Obtaining the Certificate of Incorporation is only a starting point for a series of compliances a LLP has to follow under various legislations in India from time to time.


'IGNORANTIA JURIS NON EXCUSAT' : IGNORANCE OF LAW IS NOT AN EXCUSE


At this point of starting your business, please keep in mind the famous legal maxim Ignorantia juris non excusat, which means "ignorance of law is not an excuse” It is legal principle holding that a person who is unaware of a law may not escape liability for violating that law merely because one was unaware of its content.


So, the Designated Partner sand Partners are required to be aware about the legal and process compliance requirements a Registered LLP should follow under various laws from time to time. We request to spare few minutes periodically to review the timely compliance of requirements from time to time. Compliance requirements may vary from business to business depends on type of organisations and nature of business activities.

IMMEDIATE STEPS AFTER LLP INCORPORATION

The following are the immediate 10 steps to be taken by the LLP after registration

WITH IN 30 DAYS

1. LLP Agreement

Immediately after incorporation of the LLP, the Partners of a Limited Liability Partnership are required to execute an LLP Agreement and a copy has to be filed with the Registrar or Companies in LLP Form 3 with in 30 days of incorporation of LLP. LLP Agreement has to stamped as per Stamp Act of respective state where the LLP is registered.


The delay in filing LLP agreement shall attract penalty of Rs.100.00 per day till the date of fling Form 3 with ROC.

2. Application for Permanent Account Number (PAN)

Every LLP has to obtain a Permanent Account Number (PAN) from Income tax department, Government of India.
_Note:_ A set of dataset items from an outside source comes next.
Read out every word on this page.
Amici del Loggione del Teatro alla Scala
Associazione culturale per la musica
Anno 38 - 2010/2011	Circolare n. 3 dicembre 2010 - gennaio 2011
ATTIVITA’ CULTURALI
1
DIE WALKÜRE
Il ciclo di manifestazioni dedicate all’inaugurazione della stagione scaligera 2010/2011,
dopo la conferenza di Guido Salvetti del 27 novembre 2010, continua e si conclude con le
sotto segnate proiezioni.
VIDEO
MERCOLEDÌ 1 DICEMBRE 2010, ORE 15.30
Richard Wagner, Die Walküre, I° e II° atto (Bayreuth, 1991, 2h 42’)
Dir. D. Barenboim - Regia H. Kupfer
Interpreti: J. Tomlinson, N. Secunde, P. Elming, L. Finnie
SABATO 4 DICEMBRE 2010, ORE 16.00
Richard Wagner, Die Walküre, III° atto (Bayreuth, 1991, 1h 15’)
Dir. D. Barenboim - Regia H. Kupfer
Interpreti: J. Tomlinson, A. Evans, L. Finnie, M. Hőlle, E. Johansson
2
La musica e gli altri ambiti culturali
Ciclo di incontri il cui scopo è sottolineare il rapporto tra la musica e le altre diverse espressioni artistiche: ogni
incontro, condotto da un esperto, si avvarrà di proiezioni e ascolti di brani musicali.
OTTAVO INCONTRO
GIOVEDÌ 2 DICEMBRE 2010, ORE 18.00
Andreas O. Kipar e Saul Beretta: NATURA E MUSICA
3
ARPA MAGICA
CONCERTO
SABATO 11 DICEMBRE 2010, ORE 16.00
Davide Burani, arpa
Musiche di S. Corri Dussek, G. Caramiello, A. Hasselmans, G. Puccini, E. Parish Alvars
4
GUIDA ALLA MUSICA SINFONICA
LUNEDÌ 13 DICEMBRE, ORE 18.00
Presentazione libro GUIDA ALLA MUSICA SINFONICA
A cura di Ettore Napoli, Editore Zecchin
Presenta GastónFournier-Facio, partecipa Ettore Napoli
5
PAN is an identification number for every tax payer under Income Tax Act. For obtaining a PAN, the LLP has to make an application with a copy of its Certificate of Incorporation.

3. Application for Tax Deduction and Collection Account Number (TAN)

Also, Every LLP has to obtain a Tax Deduction and Collection Account Number (TAN) from Income tax department, Government of India. Certain category of payments requires Tax Deduction at Source (TDS) and the tax so deducted must be remitted to the government. To enable the TDS remittance, Tax Deduction and Collection Account Number (TAN) is required.

4. Opening Bank Account in LLP Name

After incorporation of the LLP, it is necessary to open a Current Account in the name of the LLP with any  Bank in India. All the transactions in the name of the LLP should be transacted through the LLP Bank Account only.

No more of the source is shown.